Personally what I am more interested about is effective context window. I find that when using codex 5.2 high, I preferred to start compaction at around 50% of the context window because I noticed degradation at around that point. Though as of a bout a month ago that point is now below that which is great. Anyways, I feel that I will not be using that 1 million context at all in 5.4 but if the effective window is something like 400k context, that by itself is already a huge win. That means longer sessions before compaction and the agent can keep working on complex stuff for longer. But then there is the issue of intelligence of 5.4. If its as good as 5.2 high I am a happy camper, I found 5.3 anything... lacking personally.

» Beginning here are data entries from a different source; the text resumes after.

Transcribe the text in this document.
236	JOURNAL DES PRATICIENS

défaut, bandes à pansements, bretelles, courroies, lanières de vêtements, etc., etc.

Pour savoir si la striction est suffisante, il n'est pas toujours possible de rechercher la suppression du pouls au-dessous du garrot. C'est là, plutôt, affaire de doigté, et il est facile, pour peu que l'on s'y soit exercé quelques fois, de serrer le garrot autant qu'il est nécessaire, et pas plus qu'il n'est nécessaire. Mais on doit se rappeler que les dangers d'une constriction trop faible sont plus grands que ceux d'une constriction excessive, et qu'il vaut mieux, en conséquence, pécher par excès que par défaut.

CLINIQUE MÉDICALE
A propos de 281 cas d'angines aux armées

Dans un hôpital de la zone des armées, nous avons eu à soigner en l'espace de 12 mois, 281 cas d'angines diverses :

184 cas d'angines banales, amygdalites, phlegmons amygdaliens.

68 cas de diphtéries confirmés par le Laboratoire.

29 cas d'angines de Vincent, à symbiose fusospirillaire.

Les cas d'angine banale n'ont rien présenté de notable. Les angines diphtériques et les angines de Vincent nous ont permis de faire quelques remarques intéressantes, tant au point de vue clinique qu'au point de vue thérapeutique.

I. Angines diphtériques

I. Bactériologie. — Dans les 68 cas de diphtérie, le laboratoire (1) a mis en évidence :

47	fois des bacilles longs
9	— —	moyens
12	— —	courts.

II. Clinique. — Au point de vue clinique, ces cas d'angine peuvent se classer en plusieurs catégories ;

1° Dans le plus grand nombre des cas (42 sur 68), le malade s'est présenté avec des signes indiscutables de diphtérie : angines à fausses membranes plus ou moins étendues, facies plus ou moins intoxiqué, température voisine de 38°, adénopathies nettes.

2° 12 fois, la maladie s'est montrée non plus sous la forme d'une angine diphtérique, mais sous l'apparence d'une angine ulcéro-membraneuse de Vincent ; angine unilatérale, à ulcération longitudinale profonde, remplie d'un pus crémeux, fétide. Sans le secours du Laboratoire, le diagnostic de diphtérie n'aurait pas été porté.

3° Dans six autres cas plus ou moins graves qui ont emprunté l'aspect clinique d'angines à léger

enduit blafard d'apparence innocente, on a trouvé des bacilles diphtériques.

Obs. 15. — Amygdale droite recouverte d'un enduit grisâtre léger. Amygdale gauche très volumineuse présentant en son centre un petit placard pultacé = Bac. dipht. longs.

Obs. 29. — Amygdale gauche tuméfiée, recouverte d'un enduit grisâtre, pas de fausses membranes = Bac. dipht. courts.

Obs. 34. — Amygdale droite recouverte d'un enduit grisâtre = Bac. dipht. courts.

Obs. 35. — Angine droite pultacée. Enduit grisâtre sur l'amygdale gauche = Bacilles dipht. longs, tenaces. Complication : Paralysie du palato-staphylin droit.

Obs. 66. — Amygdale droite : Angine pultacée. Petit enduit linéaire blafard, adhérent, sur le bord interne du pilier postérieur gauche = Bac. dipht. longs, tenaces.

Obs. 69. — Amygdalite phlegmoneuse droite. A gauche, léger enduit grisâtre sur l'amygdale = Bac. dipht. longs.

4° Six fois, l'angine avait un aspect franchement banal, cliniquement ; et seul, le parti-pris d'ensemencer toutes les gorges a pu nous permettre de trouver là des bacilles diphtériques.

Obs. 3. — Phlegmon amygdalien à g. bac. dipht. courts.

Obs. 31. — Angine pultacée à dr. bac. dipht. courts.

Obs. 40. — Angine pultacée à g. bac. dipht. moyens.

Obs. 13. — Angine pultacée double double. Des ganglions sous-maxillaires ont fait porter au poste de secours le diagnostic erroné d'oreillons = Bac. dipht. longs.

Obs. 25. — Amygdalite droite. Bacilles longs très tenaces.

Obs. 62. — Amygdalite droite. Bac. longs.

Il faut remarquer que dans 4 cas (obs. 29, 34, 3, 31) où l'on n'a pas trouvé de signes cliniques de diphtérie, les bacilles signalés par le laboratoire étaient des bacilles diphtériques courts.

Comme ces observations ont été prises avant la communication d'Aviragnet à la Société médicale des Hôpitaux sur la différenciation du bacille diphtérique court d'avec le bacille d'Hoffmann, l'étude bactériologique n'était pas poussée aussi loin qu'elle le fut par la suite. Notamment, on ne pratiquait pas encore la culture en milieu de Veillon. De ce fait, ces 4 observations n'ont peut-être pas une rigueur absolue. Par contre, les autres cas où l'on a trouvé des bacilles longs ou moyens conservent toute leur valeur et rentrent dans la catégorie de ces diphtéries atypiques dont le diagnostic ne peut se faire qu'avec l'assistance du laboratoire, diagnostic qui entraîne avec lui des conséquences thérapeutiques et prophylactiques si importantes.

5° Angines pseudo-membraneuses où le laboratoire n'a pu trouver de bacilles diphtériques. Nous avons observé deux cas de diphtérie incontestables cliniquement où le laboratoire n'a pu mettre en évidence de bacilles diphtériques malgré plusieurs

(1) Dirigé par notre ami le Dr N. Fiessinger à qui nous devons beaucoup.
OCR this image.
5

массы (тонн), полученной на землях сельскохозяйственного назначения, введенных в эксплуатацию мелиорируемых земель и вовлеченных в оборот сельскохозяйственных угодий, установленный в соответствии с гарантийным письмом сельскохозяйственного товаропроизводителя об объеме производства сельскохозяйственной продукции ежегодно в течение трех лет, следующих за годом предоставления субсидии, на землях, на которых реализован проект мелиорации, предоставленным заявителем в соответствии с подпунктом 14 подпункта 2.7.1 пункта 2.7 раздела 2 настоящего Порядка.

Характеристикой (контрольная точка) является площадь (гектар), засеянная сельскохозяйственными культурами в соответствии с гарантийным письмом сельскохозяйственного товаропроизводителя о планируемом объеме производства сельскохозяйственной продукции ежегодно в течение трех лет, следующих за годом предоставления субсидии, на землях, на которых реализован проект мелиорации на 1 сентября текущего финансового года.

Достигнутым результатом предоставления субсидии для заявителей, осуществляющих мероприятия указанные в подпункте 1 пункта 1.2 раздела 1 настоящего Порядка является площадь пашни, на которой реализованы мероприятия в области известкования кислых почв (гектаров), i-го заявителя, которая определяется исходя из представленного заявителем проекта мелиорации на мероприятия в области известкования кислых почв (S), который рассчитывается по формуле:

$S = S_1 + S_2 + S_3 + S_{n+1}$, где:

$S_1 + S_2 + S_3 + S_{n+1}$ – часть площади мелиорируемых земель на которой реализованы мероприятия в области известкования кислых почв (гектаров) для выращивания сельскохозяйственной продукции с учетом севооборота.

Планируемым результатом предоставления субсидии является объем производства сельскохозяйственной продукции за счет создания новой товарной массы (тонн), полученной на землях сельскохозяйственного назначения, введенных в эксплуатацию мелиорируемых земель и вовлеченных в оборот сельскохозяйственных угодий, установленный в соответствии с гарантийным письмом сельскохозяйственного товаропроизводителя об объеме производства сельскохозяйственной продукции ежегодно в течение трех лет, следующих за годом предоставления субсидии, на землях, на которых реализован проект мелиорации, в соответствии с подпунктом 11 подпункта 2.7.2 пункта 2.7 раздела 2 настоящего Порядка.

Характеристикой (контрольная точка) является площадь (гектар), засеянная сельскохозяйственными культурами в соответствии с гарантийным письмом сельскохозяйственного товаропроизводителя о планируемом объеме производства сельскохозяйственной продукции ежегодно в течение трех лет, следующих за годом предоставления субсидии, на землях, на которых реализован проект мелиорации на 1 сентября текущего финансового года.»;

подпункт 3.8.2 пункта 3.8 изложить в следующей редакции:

It's funny that the context window size is such a thing still. Like the whole LLM 'thing' is compression. Why can't we figure out some equally brilliant way of handling context besides just storing text somewhere and feeding it to the llm? RAG is the best attempt so far. We need something like a dynamic in flight llm/data structure being generated from the context that the agent can query as it goes.
On Claude Code (sorry) the big context window is good for teams. On CC if you hit compact while a bunch of teams working it's a total shit show after.
I really don't have any numbers to back this up. But it feels like the sweet spot is around ~500k context size. Anything larger then that, you usually have scoping issues, trying to do too much at the same time, or having having issues with the quality of what's in the context at all.
For me, I would say speed (not just time to first token, but a complete generation) is more important then going for a larger context size.
I have found a bigger context window qute useful when trying to make sense of larger codebases. Generating documentation on how different components interact is better than nothing, especially if the code has poor test coverage.
I've also had it succeed in attempts to identify some non-trivial bugs that spanned multiple modules.